This week, we caught up with London-based artist, Conrad Shawcross.
1. THE INTERPRETATION OF MOVEMENT, IS ARGUABLY YOUR MOST AMBITIOUS MECHANICAL WORK TO DATE, WHAT MOTIVATED YOU TO UNDERTAKE THIS HUGE PROJECT?
There have been other highly complex machines over the years: Chord in the abandoned Holborn underpass reached a length of 100m when fully extended although the two twin machines were much smaller. The tower we built for the MUDAM in Luxembourg to house The Nervous Systems Inverted (2010) was 16m tall and a vast undertaking both structurally and mechanically – consisting of 40 separate arms.
The Interpretation of Movement (a 9:8 in Blue) however definitely has the largest span of anything we’ve ever made. Knowing it would hang in St Pancras International certainly brought with it a lot of risk, but the results are worth it.
2. YOU HAVE NAMED THE PIECE ‘THE INTERPRETATION OF MOVEMENT’. WHAT IS THE MEANING BEHIND THIS?
We interpret movement and find meaning in it every moment of our waking day. Whether that’s the movement of leaves on a tree before we leave the house or the motion of the face and all the complex meaning that is contained there. Most meaning is elusive, interpretive, subjective and conceptual. I’m convinced meaning lies in the complex interplay of arms driven by specific harmonic ratio, but it’s elusive and so it is not for me to say what this is.
3. THE MACHINE BOASTS A DIAMETER OF A HUGE 16M, WHAT EXACTLY IS IT MADE UP OF?
The machine is made of steel, aluminium and carbon fibre and the huge structure will hang from the roof of St Pancras International until December this year. If you’re visiting the station, remember to look up.
4. ARE THERE ANY FUTURE PROJECTS WHICH WE SHOULD BE LOOKING OUT FOR?
I have a big sculpture opening in Philadelphia later this year, but that’s quite far away from London!
5. WHAT ARE YOU FAVOURITE SPOTS IN LONDON?

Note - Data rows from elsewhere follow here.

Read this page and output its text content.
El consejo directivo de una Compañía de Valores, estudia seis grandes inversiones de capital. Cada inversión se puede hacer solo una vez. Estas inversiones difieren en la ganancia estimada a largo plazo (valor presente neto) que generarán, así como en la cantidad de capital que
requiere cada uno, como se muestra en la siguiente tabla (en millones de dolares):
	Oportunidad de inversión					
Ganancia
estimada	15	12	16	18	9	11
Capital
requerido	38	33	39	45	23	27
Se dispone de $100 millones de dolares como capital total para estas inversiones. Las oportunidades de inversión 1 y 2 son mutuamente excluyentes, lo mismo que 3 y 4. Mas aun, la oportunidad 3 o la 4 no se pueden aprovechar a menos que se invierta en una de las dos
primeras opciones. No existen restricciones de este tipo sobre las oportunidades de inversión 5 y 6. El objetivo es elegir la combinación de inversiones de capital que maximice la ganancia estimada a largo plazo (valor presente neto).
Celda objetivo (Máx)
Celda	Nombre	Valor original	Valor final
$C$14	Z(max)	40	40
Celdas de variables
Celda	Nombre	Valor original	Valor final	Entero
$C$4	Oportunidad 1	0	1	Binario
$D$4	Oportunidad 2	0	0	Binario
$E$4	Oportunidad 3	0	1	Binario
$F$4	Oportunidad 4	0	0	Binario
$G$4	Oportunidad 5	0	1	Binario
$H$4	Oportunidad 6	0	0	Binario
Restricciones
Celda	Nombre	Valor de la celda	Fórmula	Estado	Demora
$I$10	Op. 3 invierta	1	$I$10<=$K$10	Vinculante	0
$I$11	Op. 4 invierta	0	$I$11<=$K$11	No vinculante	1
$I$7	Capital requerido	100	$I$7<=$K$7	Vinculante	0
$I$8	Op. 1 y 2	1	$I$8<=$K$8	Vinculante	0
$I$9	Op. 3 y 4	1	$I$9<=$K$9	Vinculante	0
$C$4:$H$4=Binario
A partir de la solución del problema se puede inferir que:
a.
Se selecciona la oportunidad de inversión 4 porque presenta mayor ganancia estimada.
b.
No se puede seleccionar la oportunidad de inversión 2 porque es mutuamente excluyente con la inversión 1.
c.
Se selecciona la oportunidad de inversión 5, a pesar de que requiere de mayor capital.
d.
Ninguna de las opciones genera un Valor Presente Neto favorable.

I live in the East London but it’s changed a lot in the last ten years and is no longer so exciting to me, whereas places like Tottenham contain a pathos that intrigues me. I often bike up the Lea river from my house to the M25. It’s an exciting journey through shifting landscapes of wastelands and reservoirs all punctuated by alternative communities living on and by the river.